Dr. Johnson's analysis ("Lens equivalents...") may be OK for film cameras, but not for digital cameras, as it neglects the effect of pixel pitch. Both theory and practical experience suggest that there is an interaction between diffraction and pixel size, and that diffraction becomes quite noticeable when the Airy disk becomes large enough to span more than two pixels; see, for example:
http://www.cambridgeincolour.com/tutorials...photography.htm
For the D2X, or the several recent DSLRs based on Sony's recent 10MP APS-C sensor, the limit is around 11-14 microns, well below the 19-micron figure he gives for an APS-C camera.

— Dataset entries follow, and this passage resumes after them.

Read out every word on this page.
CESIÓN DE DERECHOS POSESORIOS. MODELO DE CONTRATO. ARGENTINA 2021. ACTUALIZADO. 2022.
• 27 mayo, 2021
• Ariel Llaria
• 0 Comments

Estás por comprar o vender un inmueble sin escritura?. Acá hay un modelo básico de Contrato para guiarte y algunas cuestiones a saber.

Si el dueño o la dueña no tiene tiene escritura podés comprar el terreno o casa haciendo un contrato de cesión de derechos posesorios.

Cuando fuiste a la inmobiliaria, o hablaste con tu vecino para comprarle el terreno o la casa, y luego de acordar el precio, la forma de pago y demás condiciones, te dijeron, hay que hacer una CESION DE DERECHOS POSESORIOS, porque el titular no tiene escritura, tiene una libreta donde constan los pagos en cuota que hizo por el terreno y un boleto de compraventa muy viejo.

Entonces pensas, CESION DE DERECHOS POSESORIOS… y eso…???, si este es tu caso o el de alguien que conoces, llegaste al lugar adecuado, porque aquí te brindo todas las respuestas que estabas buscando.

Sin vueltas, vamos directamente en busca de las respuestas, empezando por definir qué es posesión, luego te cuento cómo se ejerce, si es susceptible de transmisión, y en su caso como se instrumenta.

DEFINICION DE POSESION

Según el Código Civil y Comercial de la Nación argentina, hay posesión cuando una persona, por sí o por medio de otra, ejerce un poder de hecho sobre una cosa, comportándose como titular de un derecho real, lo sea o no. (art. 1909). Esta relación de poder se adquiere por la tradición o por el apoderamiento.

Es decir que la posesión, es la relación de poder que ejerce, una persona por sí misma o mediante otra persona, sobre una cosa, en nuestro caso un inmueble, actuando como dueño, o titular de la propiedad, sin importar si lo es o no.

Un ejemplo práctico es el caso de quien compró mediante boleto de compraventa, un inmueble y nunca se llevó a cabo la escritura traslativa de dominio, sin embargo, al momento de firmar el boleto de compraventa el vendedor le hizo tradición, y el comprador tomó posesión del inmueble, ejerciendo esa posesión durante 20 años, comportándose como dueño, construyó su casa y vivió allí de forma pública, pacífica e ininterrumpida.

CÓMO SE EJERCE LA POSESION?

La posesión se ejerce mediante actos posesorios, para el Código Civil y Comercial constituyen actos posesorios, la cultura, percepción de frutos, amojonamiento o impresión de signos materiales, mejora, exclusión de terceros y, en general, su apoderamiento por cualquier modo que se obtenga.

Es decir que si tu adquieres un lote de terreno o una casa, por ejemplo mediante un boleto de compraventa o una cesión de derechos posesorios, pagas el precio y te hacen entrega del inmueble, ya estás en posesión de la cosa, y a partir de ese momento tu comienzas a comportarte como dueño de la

All of the optics referencs cited by Johnson, and indeed in most amateur photography forums, date from the film-camera era, and while they cover DoF and diffraction, do not discuss the effects of pixel pitch, and other digital-specific angles; nor do they incorporate the influential MTF-based image-quality criterion developed by Otto Schade in the mid-1980s. I'm sure these subjects are well covered in any modern video-era optics textbook, but the only ones I've found cited are mathematically dense treatises on Fourier optics and the like. Does anyone know of a reasonably accessible textbook (requiring something less then Ph.D.-level mathematics) that covers these topics, as the spply to digital photography?